French professor Kaiama Glover recently authored a New York Times Book Review about several, newly-translated works by French novelist and 2014 Nobel Prize in Literature winner Patrick Modiano. Prof. Glover’s comprehensive review covers five separate publications and discusses overarching themes, which include post-World War II social and political tensions in France, as well as Modiano’s own personal narrative.

An excerpt:

"Modiano’s narratives stage the past as a series of mysteries and invite his readers to follow clues with him. But there will be no answers. The more he, his characters, his readers attempt to put the ­pieces together, the more fragmented the big picture ­becomes. The 'facts' obscure as much as they reveal. Things happen only insofar as they have been witnessed and acknowledged, but shame provides great motive for forgetting.
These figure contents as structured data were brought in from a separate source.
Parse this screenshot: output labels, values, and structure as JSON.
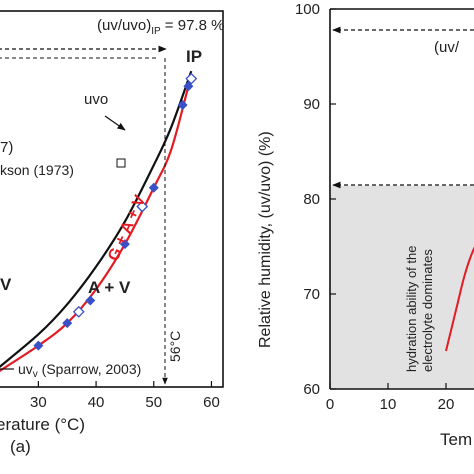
{
  "left_panel": {
    "ratio_label": "(uv/uvo)",
    "ratio_sub": "IP",
    "ratio_value": " = 97.8 %",
    "ip_label": "IP",
    "uvo_label": "uvo",
    "ref_1_fragment": "7)",
    "ref_2_fragment": "kson (1973)",
    "region_g_a_v": "G + A + V",
    "region_a_v": "A + V",
    "region_v_fragment": "V",
    "temp_marker": "56°C",
    "uv_legend_symbol": "uv",
    "uv_legend_text": " (Sparrow, 2003)",
    "xlabel_fragment": "erature (°C)",
    "panel_label": "(a)",
    "colors": {
      "uvo_curve": "#111111",
      "uv_curve": "#e31b23",
      "points": "#3a50c8"
    }
  },
  "right_panel": {
    "ylabel": "Relative humidity, (uv/uvo) (%)",
    "xlabel_fragment": "Tem",
    "ratio_fragment": "(uv/",
    "shaded_text_line1": "hydration ability of the",
    "shaded_text_line2": "electrolyte dominates",
    "colors": {
      "shade": "#e2e2e2",
      "curve": "#e31b23"
    }
  },
  "chart_data": [
    {
      "type": "line",
      "title": "",
      "xlabel": "Temperature (°C)",
      "ylabel": "",
      "xlim": [
        23,
        62
      ],
      "x_ticks": [
        30,
        40,
        50,
        60
      ],
      "series": [
        {
          "name": "uvo",
          "x": [
            23,
            30,
            35,
            40,
            45,
            50,
            53,
            56.5
          ],
          "y": [
            5,
            14,
            22,
            32,
            44,
            59,
            69,
            84
          ]
        },
        {
          "name": "uv (Sparrow, 2003)",
          "x": [
            23,
            30,
            35,
            40,
            45,
            50,
            53,
            56
          ],
          "y": [
            4,
            11,
            17,
            26,
            38,
            53,
            63,
            80
          ]
        }
      ],
      "points": {
        "x": [
          30,
          35,
          39,
          45,
          50,
          55,
          56
        ],
        "y": [
          11,
          17,
          23,
          38,
          53,
          75,
          80
        ]
      },
      "open_points": {
        "x": [
          37,
          48,
          56.5
        ],
        "y": [
          20,
          48,
          82
        ]
      },
      "annotations": [
        "(uv/uvo)IP = 97.8 %",
        "IP",
        "uvo",
        "G + A + V",
        "A + V",
        "56°C",
        "(a)"
      ]
    },
    {
      "type": "line",
      "title": "",
      "xlabel": "Tem",
      "ylabel": "Relative humidity, (uv/uvo) (%)",
      "xlim": [
        0,
        32
      ],
      "ylim": [
        60,
        100
      ],
      "x_ticks": [
        0,
        10,
        20
      ],
      "y_ticks": [
        60,
        70,
        80,
        90,
        100
      ],
      "reference_lines": [
        97.8,
        81.4
      ],
      "shaded_below": 81.4,
      "series": [
        {
          "name": "",
          "x": [
            20,
            21,
            22,
            23,
            24,
            25,
            26,
            27,
            28
          ],
          "y": [
            64,
            66.5,
            69,
            71.5,
            73.5,
            75,
            76,
            77,
            77.5
          ]
        }
      ]
    }
  ]
}
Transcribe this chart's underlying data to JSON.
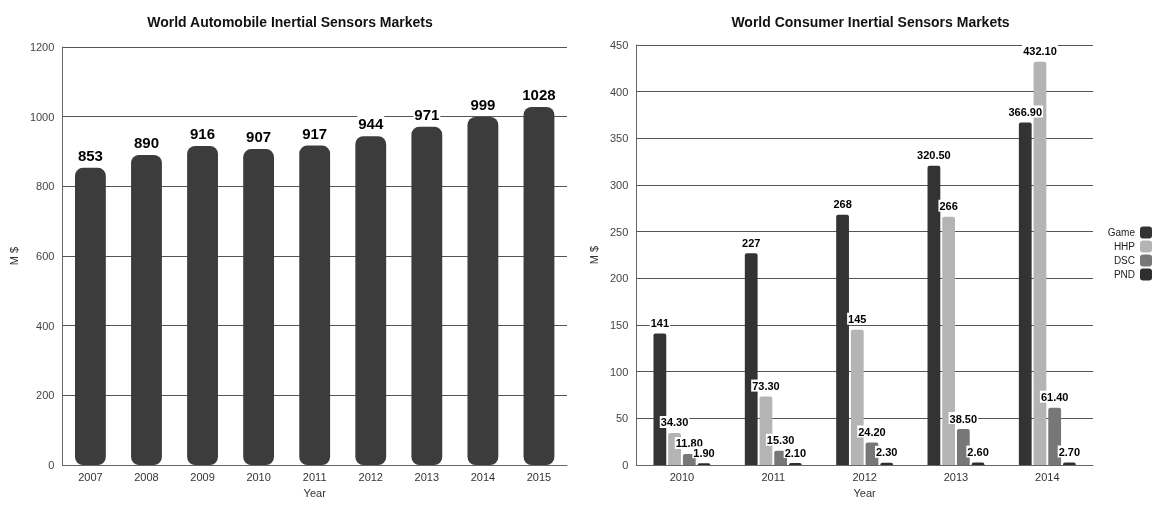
{
  "chart_data": [
    {
      "type": "bar",
      "title": "World Automobile Inertial Sensors Markets",
      "xlabel": "Year",
      "ylabel": "M $",
      "categories": [
        "2007",
        "2008",
        "2009",
        "2010",
        "2011",
        "2012",
        "2013",
        "2014",
        "2015"
      ],
      "values": [
        853,
        890,
        916,
        907,
        917,
        944,
        971,
        999,
        1028
      ],
      "color": "#3c3c3c",
      "ylim": [
        0,
        1200
      ],
      "yticks": [
        0,
        200,
        400,
        600,
        800,
        1000,
        1200
      ],
      "grid": "y",
      "data_labels": true
    },
    {
      "type": "bar",
      "title": "World Consumer Inertial Sensors Markets",
      "xlabel": "Year",
      "ylabel": "M $",
      "categories": [
        "2010",
        "2011",
        "2012",
        "2013",
        "2014"
      ],
      "series": [
        {
          "name": "Game",
          "color": "#333333",
          "values": [
            141,
            227,
            268,
            320.5,
            366.9
          ],
          "value_labels": [
            "141",
            "227",
            "268",
            "320.50",
            "366.90"
          ]
        },
        {
          "name": "HHP",
          "color": "#b4b4b4",
          "values": [
            34.3,
            73.3,
            145,
            266,
            432.1
          ],
          "value_labels": [
            "34.30",
            "73.30",
            "145",
            "266",
            "432.10"
          ]
        },
        {
          "name": "DSC",
          "color": "#777777",
          "values": [
            11.8,
            15.3,
            24.2,
            38.5,
            61.4
          ],
          "value_labels": [
            "11.80",
            "15.30",
            "24.20",
            "38.50",
            "61.40"
          ]
        },
        {
          "name": "PND",
          "color": "#2e2e2e",
          "values": [
            1.9,
            2.1,
            2.3,
            2.6,
            2.7
          ],
          "value_labels": [
            "1.90",
            "2.10",
            "2.30",
            "2.60",
            "2.70"
          ]
        }
      ],
      "ylim": [
        0,
        450
      ],
      "yticks": [
        0,
        50,
        100,
        150,
        200,
        250,
        300,
        350,
        400,
        450
      ],
      "grid": "y",
      "legend": "right"
    }
  ]
}
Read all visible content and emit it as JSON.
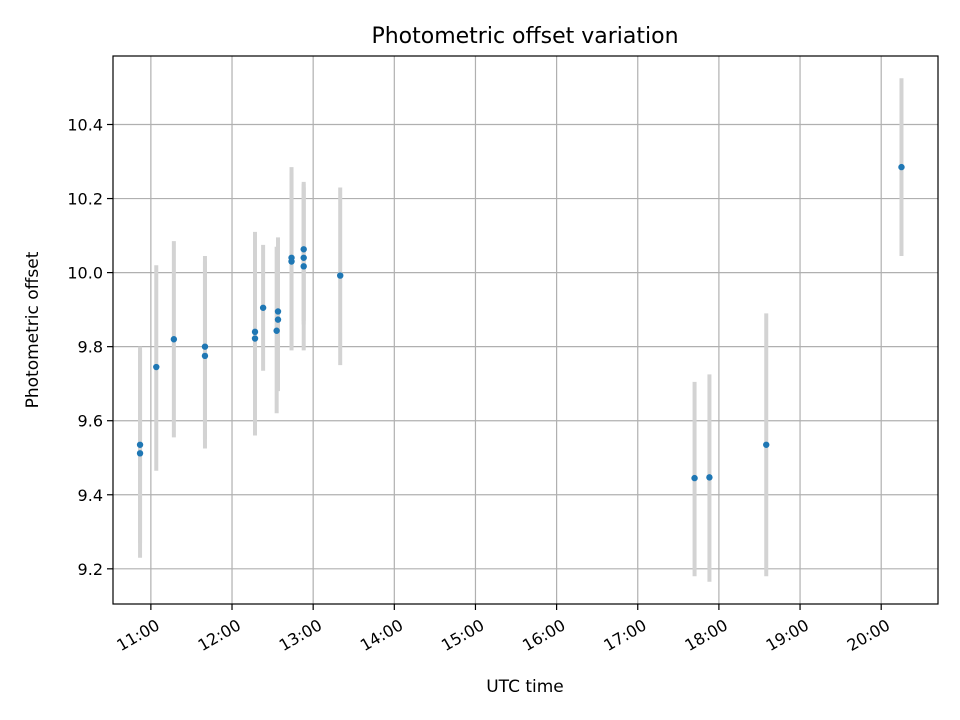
{
  "chart_data": {
    "type": "scatter",
    "title": "Photometric offset variation",
    "xlabel": "UTC time",
    "ylabel": "Photometric offset",
    "xlim": [
      "10:32",
      "20:42"
    ],
    "ylim": [
      9.105,
      10.585
    ],
    "xticks": [
      "11:00",
      "12:00",
      "13:00",
      "14:00",
      "15:00",
      "16:00",
      "17:00",
      "18:00",
      "19:00",
      "20:00"
    ],
    "yticks": [
      9.2,
      9.4,
      9.6,
      9.8,
      10.0,
      10.2,
      10.4
    ],
    "grid": true,
    "marker_color": "#1f77b4",
    "errorbar_color": "#d3d3d3",
    "series": [
      {
        "points": [
          {
            "x": "10:52",
            "y": 9.535,
            "lo": 9.27,
            "hi": 9.8
          },
          {
            "x": "10:52",
            "y": 9.512,
            "lo": 9.23,
            "hi": 9.79
          },
          {
            "x": "11:04",
            "y": 9.745,
            "lo": 9.465,
            "hi": 10.02
          },
          {
            "x": "11:17",
            "y": 9.82,
            "lo": 9.555,
            "hi": 10.085
          },
          {
            "x": "11:40",
            "y": 9.8,
            "lo": 9.55,
            "hi": 10.045
          },
          {
            "x": "11:40",
            "y": 9.775,
            "lo": 9.525,
            "hi": 10.03
          },
          {
            "x": "12:17",
            "y": 9.84,
            "lo": 9.57,
            "hi": 10.11
          },
          {
            "x": "12:17",
            "y": 9.822,
            "lo": 9.56,
            "hi": 10.09
          },
          {
            "x": "12:23",
            "y": 9.905,
            "lo": 9.735,
            "hi": 10.075
          },
          {
            "x": "12:34",
            "y": 9.895,
            "lo": 9.7,
            "hi": 10.095
          },
          {
            "x": "12:34",
            "y": 9.873,
            "lo": 9.68,
            "hi": 10.07
          },
          {
            "x": "12:33",
            "y": 9.843,
            "lo": 9.62,
            "hi": 10.07
          },
          {
            "x": "12:44",
            "y": 10.04,
            "lo": 9.8,
            "hi": 10.285
          },
          {
            "x": "12:44",
            "y": 10.03,
            "lo": 9.79,
            "hi": 10.27
          },
          {
            "x": "12:53",
            "y": 10.063,
            "lo": 9.87,
            "hi": 10.245
          },
          {
            "x": "12:53",
            "y": 10.04,
            "lo": 9.86,
            "hi": 10.23
          },
          {
            "x": "12:53",
            "y": 10.017,
            "lo": 9.79,
            "hi": 10.24
          },
          {
            "x": "13:20",
            "y": 9.992,
            "lo": 9.75,
            "hi": 10.23
          },
          {
            "x": "17:42",
            "y": 9.445,
            "lo": 9.18,
            "hi": 9.705
          },
          {
            "x": "17:53",
            "y": 9.447,
            "lo": 9.165,
            "hi": 9.725
          },
          {
            "x": "18:35",
            "y": 9.535,
            "lo": 9.18,
            "hi": 9.89
          },
          {
            "x": "20:15",
            "y": 10.285,
            "lo": 10.045,
            "hi": 10.525
          }
        ]
      }
    ]
  }
}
And so, in relating the 'coldness and hostility,' the 'insensitivity and heartlessness' of his mother and the 'murky, clandestine' figure of his father, Modiano makes a point to implicate the world that made them. He conjures, if obliquely, the national past that was backdrop to his individual trauma."

Read the full review.

Prof. Kaiama Glover joined Barnard’s faculty in 2002. Her teaching and research interests include francophone literature, colonialism and postcolonialism, and sub-Saharan francophone African cinema. She has been the recipient of fellowships and awards from the Fulbright Foundation, the Mellon Foundation, the New York Public Library, and the National Endowment for the Humanities.